Me detendré aquí porque la pantalla del portátil me indica que ya he sobrepasado el máximo de quinientas palabras de la presentación. De todos modos, no hay mucho más que decir sobre mí. Nací y crecí en Brooklyn, nunca me he casado ni he tenido hijos, en parte, creo, porque nunca he llegado a olvidar del todo a Laura. Tengo un hermano, Eddie, que vive en Filadelfia y a quien veo en contadas ocasiones. Mi carrera en el mundo de la publicidad ha transcurrido sin incidentes, sin grandes logros ni hechos desagradables: una vida de un gris deslumbrante, escondida entre las sombras de Babel. Hoy en día soy un redactor publicitario que se acerca al final de su vida laboral en una mo­desta agencia situada en Manhattan, muy cerca de Chelsea, donde llevo viviendo más de dos décadas. No conduzco un Porsche ni me alojo en hoteles de cinco estrellas, pero tampoco tengo que preocuparme por lo que deparará el mañana, por lo menos en lo tocante al dinero.

Gracias por su tiempo y avíseme si desea leer el manuscrito completo. Abajo encontrará mi dirección y mi número de teléfono.

Saludos cordiales,

RICHARD FLYNN

A continuación aparecía una dirección cerca de la estación Penn. Conocía bien la zona, porque yo también había vivido por allí un tiempo.

Era una presentación bastante poco frecuente.

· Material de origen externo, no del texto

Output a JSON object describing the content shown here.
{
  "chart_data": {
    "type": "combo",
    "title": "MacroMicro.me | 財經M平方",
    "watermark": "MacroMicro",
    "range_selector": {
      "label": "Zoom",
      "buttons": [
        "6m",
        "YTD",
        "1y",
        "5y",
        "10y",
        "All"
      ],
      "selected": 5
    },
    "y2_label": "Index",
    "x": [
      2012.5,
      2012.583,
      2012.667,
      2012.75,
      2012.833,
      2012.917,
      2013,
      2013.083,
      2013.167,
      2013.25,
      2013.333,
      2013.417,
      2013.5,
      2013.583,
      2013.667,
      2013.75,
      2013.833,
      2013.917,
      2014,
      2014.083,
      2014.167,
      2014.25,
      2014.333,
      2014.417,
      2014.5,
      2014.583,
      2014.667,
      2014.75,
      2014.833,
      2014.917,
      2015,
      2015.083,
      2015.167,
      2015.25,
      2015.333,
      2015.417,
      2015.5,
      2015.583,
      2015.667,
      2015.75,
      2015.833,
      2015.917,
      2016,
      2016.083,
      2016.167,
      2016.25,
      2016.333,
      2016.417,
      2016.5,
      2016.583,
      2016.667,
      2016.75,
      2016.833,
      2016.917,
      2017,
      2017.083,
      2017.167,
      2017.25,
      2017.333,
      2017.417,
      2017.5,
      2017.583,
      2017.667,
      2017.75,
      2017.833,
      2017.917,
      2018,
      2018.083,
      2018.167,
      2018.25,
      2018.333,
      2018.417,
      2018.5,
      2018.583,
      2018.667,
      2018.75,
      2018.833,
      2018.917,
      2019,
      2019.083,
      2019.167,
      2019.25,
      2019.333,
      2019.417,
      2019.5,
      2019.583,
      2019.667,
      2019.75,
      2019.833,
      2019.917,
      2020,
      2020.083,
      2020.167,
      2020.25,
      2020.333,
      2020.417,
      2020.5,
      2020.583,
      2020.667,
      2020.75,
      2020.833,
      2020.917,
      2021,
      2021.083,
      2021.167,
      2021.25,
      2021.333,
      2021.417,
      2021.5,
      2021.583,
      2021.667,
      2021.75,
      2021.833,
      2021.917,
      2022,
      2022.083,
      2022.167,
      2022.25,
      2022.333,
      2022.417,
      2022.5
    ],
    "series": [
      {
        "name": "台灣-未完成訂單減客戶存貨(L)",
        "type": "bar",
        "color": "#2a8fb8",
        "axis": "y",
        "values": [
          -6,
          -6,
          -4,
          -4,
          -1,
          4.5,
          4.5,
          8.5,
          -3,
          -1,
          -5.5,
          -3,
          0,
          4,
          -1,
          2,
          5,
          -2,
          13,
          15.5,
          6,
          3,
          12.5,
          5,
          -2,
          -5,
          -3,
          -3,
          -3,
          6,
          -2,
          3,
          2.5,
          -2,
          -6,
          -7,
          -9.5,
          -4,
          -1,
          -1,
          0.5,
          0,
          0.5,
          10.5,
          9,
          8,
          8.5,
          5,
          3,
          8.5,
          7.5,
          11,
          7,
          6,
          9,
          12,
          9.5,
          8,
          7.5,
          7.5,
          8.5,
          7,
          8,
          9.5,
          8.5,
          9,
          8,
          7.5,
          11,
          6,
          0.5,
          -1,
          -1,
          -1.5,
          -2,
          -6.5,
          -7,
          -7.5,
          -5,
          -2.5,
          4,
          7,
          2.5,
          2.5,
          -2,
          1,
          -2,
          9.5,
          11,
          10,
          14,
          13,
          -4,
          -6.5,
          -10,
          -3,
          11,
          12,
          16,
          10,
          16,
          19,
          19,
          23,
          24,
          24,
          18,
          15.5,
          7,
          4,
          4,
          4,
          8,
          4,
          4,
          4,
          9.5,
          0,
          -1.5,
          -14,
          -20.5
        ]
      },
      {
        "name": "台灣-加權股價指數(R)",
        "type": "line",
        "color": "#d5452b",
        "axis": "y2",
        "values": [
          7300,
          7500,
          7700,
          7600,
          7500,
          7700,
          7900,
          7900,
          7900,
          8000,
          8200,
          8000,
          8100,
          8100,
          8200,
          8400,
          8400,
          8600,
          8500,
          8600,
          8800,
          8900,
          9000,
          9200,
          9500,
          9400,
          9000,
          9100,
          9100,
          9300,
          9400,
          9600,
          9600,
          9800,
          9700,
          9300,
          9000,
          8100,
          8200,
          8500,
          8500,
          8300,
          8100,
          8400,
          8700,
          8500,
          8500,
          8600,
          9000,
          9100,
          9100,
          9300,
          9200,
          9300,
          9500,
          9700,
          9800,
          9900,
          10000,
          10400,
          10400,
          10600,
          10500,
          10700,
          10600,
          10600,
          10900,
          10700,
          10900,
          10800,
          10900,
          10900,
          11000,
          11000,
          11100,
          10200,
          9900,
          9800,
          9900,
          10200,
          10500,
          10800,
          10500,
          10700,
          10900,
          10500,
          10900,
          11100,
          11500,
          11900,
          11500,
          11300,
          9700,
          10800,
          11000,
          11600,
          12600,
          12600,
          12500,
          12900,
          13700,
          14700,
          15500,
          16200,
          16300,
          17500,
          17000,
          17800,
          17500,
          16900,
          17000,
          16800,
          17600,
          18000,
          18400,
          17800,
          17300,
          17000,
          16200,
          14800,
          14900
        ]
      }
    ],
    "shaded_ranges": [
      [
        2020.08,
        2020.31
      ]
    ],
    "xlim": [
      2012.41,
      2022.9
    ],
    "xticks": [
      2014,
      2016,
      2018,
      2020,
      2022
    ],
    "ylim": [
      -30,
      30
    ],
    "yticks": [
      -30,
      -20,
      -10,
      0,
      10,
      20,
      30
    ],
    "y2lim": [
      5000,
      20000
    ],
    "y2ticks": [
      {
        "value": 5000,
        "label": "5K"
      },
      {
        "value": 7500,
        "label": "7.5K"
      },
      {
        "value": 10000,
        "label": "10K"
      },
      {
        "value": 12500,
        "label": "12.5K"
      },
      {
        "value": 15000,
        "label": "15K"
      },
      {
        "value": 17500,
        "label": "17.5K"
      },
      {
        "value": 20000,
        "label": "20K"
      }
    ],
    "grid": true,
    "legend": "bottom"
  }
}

En mis cinco años de agente para Bronson & Matters, había leído centenares, si no miles, de cartas de presentación. La agencia, en la que empecé como ayudante, siempre había mantenido la política de aceptar manuscritos. La mayor parte de las cartas de presentación estaban escritas en tono torpe y soso, y carecían de ese algo que hace pensar que el posible autor te está hablando a ti personalmente, y no a cualquiera de los cientos de agentes cuyos nombres y direcciones figuran en la página Literary Market Place. Algunas eran demasiado largas y estaban llenas de detalles anodinos. Pero la carta de Richard Flynn no pertenecía a ninguna de aquellas categorías. Era concisa, estaba bien escrita, y, sobre todo, desprendía calidez humana. No mencionaba en ningún sitio que solo se hubiese puesto en contacto conmigo, pero estaba casi seguro de que así era, aunque no podía decir por qué. Por alguna razón que no había considerado apropiado especificar en la corta misiva, me había elegido a mí.

Tenía la esperanza de que el manuscrito me despertase tanto entusiasmo como la carta, y de poder dar una respuesta positiva a la persona que la había enviado, una persona hacia la que sentía, de un modo casi inexplicable, una simpatía secreta.

Aparté los demás manuscritos a los que había planeado echar un vistazo, hice café, me instalé en el sofá de la salita y me puse a leer el fragmento.